Using a 180-day dose-escalation protocol, we confirm that PDCLs evolve resistance and addiction in vitro. We leverage the measure of the dose-response curve in time to calibrate a mathematical model recapitulating this process, and we simulate over 500 possible treatment schedules. An optimal strategy combining induction (60 days CT) followed by IT extended tumor control beyond one year, whereas CT alone predicted relapse within 150 days. To account for parameter uncertainty, we generated a virtual cohort by sampling 1000 parameter sets from estimated distributions. Across this cohort, the proposed schedule reduced tumor growth four-fold compared with CT, supporting the robustness of the strategy.

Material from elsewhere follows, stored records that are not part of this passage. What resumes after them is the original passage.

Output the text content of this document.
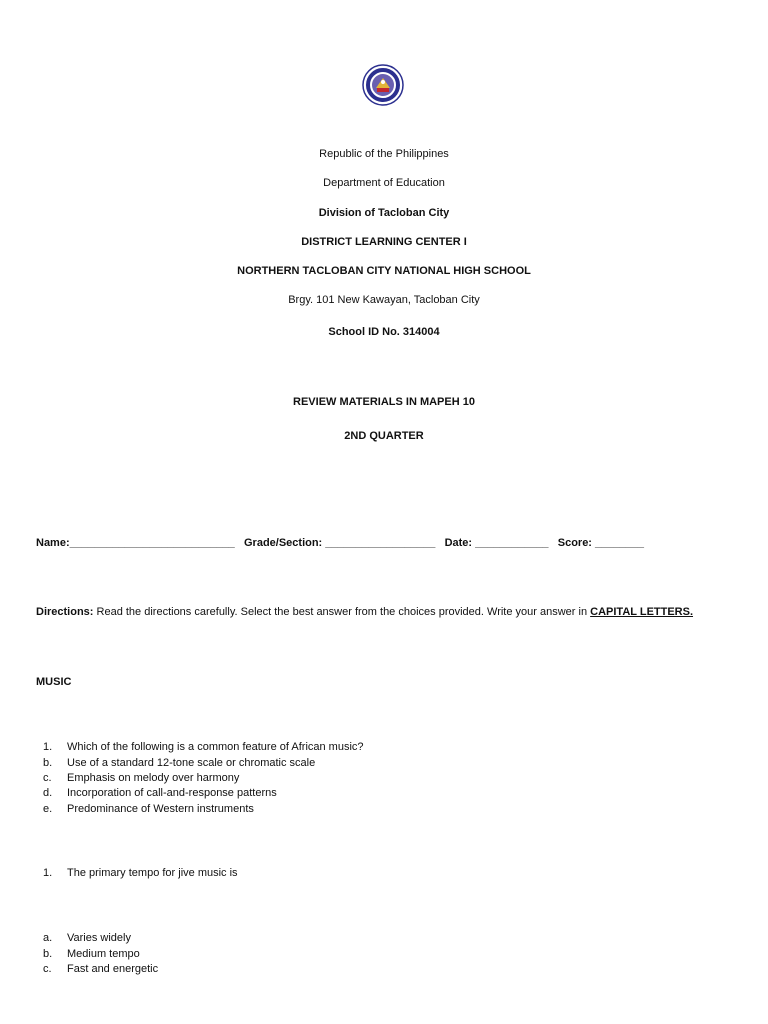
Republic of the Philippines
Department of Education
Division of Tacloban City
DISTRICT LEARNING CENTER I
NORTHERN TACLOBAN CITY NATIONAL HIGH SCHOOL
Brgy. 101 New Kawayan, Tacloban City
School ID No. 314004
REVIEW MATERIALS IN MAPEH 10
2ND QUARTER
Name:___________________________ Grade/Section: __________________ Date: ____________ Score: ________
Directions: Read the directions carefully. Select the best answer from the choices provided. Write your answer in CAPITAL LETTERS.
MUSIC
1. Which of the following is a common feature of African music?
b. Use of a standard 12-tone scale or chromatic scale
c. Emphasis on melody over harmony
d. Incorporation of call-and-response patterns
e. Predominance of Western instruments
1. The primary tempo for jive music is
a. Varies widely
b. Medium tempo
c. Fast and energetic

In conclusion, these results illustrate how integrating experiments with evolutionary modeling can identify treatment schedules that exploit adaptive trade-offs to prolong tumor control.
References
1. Lowe EJ, Woessmann W. Anaplastic large cell lymphoma in children and adolescents. Br J Haematol. 2025; 00: 1–14. https://doi.org/10.1111/bjh.20154
2. Brugières L, Le Deley MC, Rosolen A, Williams D, Horibe K, Wrobel G, Mann G, Zsiros J, Uyttebroeck A, Marky I, Lamant L, Reiter A. Impact of the methotrexate administration dose on the need for intrathecal treatment in children and adolescents with anaplastic large-cell lymphoma: results of a randomized trial of the EICNHL Group. J Clin Oncol. 2009 Feb 20;27(6):897-903. doi: 10.1200/JCO.2008.18.1487. Epub 2009 Jan 12. PMID: 19139435.
3. Amin, A. D. et al. Evidence Suggesting That Discontinuous Dosing of ALK Kinase Inhibitors May Prolong Control of ALK+ Tumors. Cancer Res. 75, 2916–2927 (2015).